Гонзик, поколебавшись, положил в огромную шершавую ладонь тюремщика потрепанный кошелек, расческу, грязный носовой платок. После этого надзиратель сам общупал его карманы и обнаружил складной ножик. Не говоря ни слова, он отступил на шаг, его верхняя раздвоенная губа угрожающе задвигалась. Молниеносный тяжелый удар в лицо. Гонзик ударился головой об стену, в глазах поплыли разноцветные круги, будто волны на воде, показалось, что в коридоре посветлело, в левом ухе возник звенящий тон, который оглушил его, и тут же Гонзик с леденящим душу трепетом снова увидел занесенный огромный кулак и в мгновение ока получил новый удар. Бульдожьи глаза истязателя сверкали дикой яростью. Гонзик уже не чувствовал боли, он лишь ощущал глухие удары, слышал какой-то пискливый звук и видел разъяренную рожу над собой. Гонзик съехал на пол, но в тот же миг получил пинок в пах. Он инстинктивно закрыл живот руками, оберегая его от ударов могучих башмаков из грубой кожи.
Вслед за этим железная лапа схватила Гонзика за воротник, напоследок пинок в зад, и дубовая дверь камеры захлопнулась.

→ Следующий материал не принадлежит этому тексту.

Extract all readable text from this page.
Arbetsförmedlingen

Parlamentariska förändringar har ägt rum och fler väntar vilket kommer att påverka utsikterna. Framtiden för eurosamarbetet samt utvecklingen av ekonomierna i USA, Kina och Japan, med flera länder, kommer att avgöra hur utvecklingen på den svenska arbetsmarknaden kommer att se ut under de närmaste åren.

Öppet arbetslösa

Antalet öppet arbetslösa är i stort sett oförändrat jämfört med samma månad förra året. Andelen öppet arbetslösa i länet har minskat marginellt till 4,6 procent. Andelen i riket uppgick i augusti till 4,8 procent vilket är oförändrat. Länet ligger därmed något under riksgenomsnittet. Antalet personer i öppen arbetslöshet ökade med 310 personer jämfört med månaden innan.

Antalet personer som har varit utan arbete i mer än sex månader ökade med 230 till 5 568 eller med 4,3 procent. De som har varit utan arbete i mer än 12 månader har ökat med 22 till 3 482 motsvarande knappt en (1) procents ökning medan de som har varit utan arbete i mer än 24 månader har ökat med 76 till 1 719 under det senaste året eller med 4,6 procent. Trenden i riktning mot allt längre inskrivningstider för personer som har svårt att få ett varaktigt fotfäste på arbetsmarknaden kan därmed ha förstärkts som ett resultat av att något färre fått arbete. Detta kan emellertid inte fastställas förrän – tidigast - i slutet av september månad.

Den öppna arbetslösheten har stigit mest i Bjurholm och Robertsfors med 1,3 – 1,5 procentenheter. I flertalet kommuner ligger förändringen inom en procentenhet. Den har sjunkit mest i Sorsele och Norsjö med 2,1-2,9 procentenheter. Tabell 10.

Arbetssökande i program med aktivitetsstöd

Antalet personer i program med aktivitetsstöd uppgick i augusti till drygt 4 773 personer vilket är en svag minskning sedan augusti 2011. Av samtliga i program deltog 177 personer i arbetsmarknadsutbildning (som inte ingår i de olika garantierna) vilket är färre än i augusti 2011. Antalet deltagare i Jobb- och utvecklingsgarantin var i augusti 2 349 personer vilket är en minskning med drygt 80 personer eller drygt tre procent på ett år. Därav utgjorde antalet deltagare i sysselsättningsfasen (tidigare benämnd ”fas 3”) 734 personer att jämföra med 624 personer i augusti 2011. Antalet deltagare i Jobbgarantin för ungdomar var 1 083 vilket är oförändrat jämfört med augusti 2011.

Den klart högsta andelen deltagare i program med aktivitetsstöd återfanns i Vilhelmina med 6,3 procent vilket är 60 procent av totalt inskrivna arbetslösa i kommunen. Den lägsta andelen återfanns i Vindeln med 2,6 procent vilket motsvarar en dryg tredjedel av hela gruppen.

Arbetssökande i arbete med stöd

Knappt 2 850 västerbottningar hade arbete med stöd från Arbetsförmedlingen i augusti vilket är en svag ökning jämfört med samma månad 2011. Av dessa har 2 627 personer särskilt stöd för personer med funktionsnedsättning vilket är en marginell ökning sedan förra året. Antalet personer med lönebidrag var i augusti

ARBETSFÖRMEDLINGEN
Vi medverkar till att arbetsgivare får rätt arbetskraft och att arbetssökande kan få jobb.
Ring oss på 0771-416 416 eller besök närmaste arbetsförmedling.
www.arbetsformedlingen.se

Сразу наступила облегчающая тишина. Сердце Гонзика, казалось, стучало где-то под полом. Он почувствовал тупую, щемящую боль в низу живота и с трудом превозмог внезапный приступ рвоты. Гонзик свернулся на полу калачиком, ладони крепко прижал к паху, так его меньше мучила боль. Шаги снаружи затихли. Вероятно, все уже кончено: больше бить не будут. Все хорошо, все хорошо…
Ему казалось, что голова начинает увеличиваться, набухать. Высокий звук в ней свистел без перерыва, все более и более наполняя голову, как насос наполняет воздухом мяч. Гонзик сплюнул солоноватую кровь, которая бог весть откуда снова и снова просачивалась в рот, прижал залитое слезами лицо к холодному кирпичному полу и взмолился: «Будьте со мной, мама, помогите мне выдержать…»
27
В тот вечер Вацлав долго ворочался на своих нарах и никак не мог уснуть. Несколько дней тому назад он, голодный и измученный, вернулся из Парижа и нашел нары Баронессы пустыми. Ему рассказали, что какой-то мюнхенский коммерсант внял наконец ее мольбе: однажды к воротам лагеря подкатила легковая машина. Баронесса побросала свои вещички в чемоданчик, халат с павлинами великодушно отнесла Штефанской, наспех обняла уцелевших ветеранов одиннадцатой комнаты — на радостях облобызала и Ирену — и пустилась бежать так быстро, словно земля горела у нее под ногами.
А теперь Гонзик…
Вацлав то и дело поглядывал на опустевшее место возле себя. Миска Гонзика на полочке сиротливо и тускло поблескивала, отражая свет фонаря перед бараком. Тут же лежал ободранный портфельчик друга с остатками имущества. Все было на месте и напоминало о юноше, не было лишь старенького дождевика с надорванным карманом: плащ кто-то уже украл.
Вацлав еще раз перевернулся с боку на бок. Тишина и пустота рядом действовали ему на нервы. Куда мог подеваться Гонзик? Убежал? Нет, это не побег. Зачем бы он оставил здесь свои вещи? С ним определенно что-то случилось! Но что именно? Нельзя себе даже представить, чтобы он последовал примеру Ярды и совершил какой-либо важный шаг, не посоветовавшись с Вацлавом. Не стал ли подслеповатый Гонзик жертвой какого-нибудь несчастья?